Pharmacological Treatment

A: Albendazole (PO) 400mg 12 hourly for 3 months OR

A: Mebendazole 500mg for 3 months

Surgery:

For symptomatic/ complicated cases refer to higher centres with management and expertise.

10.1.9 Schistosomiasis

Parasitic disease caused by blood flukes (trematodes) of the genus Schistosoma. Common species found in Tanzania are S. haematobium responsible for urogenital schistosomisis and S. mansoni responsible for intestinal schistosomiasis as a result of immune mediated reaction which leads to progressive inflammation and fibrosis of the urinary bladder or portal venous system respectively.

Diagnostic Criteria

Schistosoma mansoni:

  • Swimmer’s itch or katayama fevers in acute infection phase.
  • Colicky abdominal pains
  • Diarrhoea and dysentery
  • Anemia
  • Hepatomegally
  • Portal hypertension with bleeding esophageal varices or
  • Decompensated liver disease

Schistosoma hematobium:

  • Dysuria and terminal hematuria
  • Hematospermia
  • Obstructive uropathy (hydronephrosis, hydroureters)
  • Glomerulonephritis and amylodosis
  • Bladder carcinoma
  • Chronic kidney failure PLUS
  • Laboratory evidence characteristic eggs in urine, ( Hematobium) or in stool (S .manson, S.japonicum) examined by kato katz thick smear procedure or PCR assays of both urine and stool samples.5

Pharmacological Treatment

A: Praziquantel (PO) 40mg/kg as a single dose or in 2 divided doses

10.1.10 Typhoid and Paratyphoid

It is an acute systemic disease resulting from infection by Salmonella typhi and S.paratyphi, serovar group A and B respectively.
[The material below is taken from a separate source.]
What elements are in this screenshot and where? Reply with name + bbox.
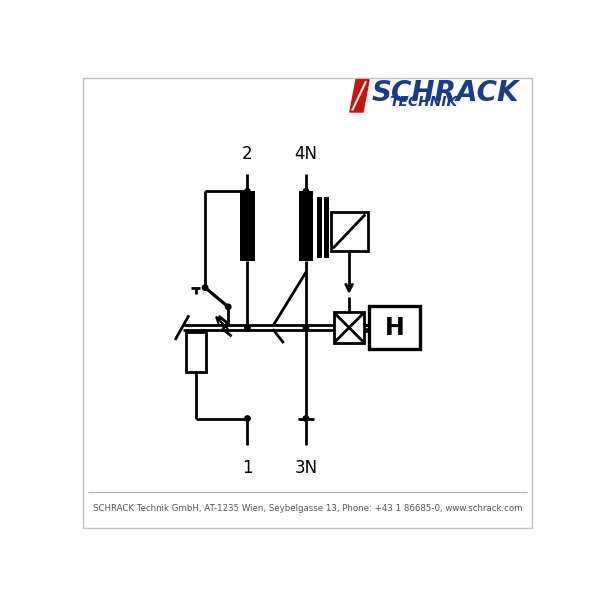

Infection is acquired through ingestion of contaminated food and water.

Diagnostic Criteria

  • Fever, severe headache, abdominal and muscle pains (myalgia)
  • Delirium, obtundation, intestinal hemorrhage, bowel perforation,
  • Sequela neuropsychiatric complications Plus
  • Laboratory evidence of positive cultures from bone marrow aspirates; blood or stool done within 1 week of acute infection OR
  • Serological evidence of rising high titers above 1:160 (Widal test), OR
  • Indirect fluorescent Vi antibody, ELISA for immunoglobulin M (IgM) and IgG antibodies to Typhi polysaccharide.

Pharmacological Treatment

A: Ciprofloxacin (PO) 500mg 12 hourly for 10 days

OR

B: Azithromycin (PO) Adult 500mg for 7 days

10.1.11 Shigellosis

Shigella organisms are a group of gram-negative, facultative intracellular bacteria pathogens. They are grouped into 4 species: Shigella dysenteriae, Shigella flexneri, Shigella boydii, and Shigella sonnei, also known as groups A, B, C, and D respectively. Shigellosis is spread by means of fecal-oral, by igestion by ingestion of contaminated food or water and leads to bacillary dysentery.

Diagnostic Criteria

  • Acute abdominal cramping, high-grade fever, emesis and large-volume watery diarrhea
  • Tenesmus, urgency, fecal incontinence, mucoid bloody diarrhea
  • Severe headache, lethargy, meningismus, delirium, and convulsions
  • Hemolytic uremic syndrome (HUS), microangiopathic hemolytic anemia, thrombocytopenia, and renal failure
  • Profound dehydration and hypoglycemia PLUS
  • Laboratory evidence of microscopic isolation of the bacteria from stool or rectal swabs specimens
    OR
  • Stool culture for suspected cases in early course of infection
    OR
  • An enzyme immunoassay (ELISA) for shiga toxin detection in stool for dysenteriae type-1.

Pharmacological Treatment

A: Ciprofloxacin (PO) 500mg 12 hourly for 5 days

OR

C: Nalidixic acid (PO) 1000mg 6 hourly for 7 days

OR

A: Erythromycin (PO) 250mg 6 hourly for 5 days.

10.1.12 Cholera

For diagnostic criteria, investigations, preventation and treatment refer to section 4.1 under notifiable diseases.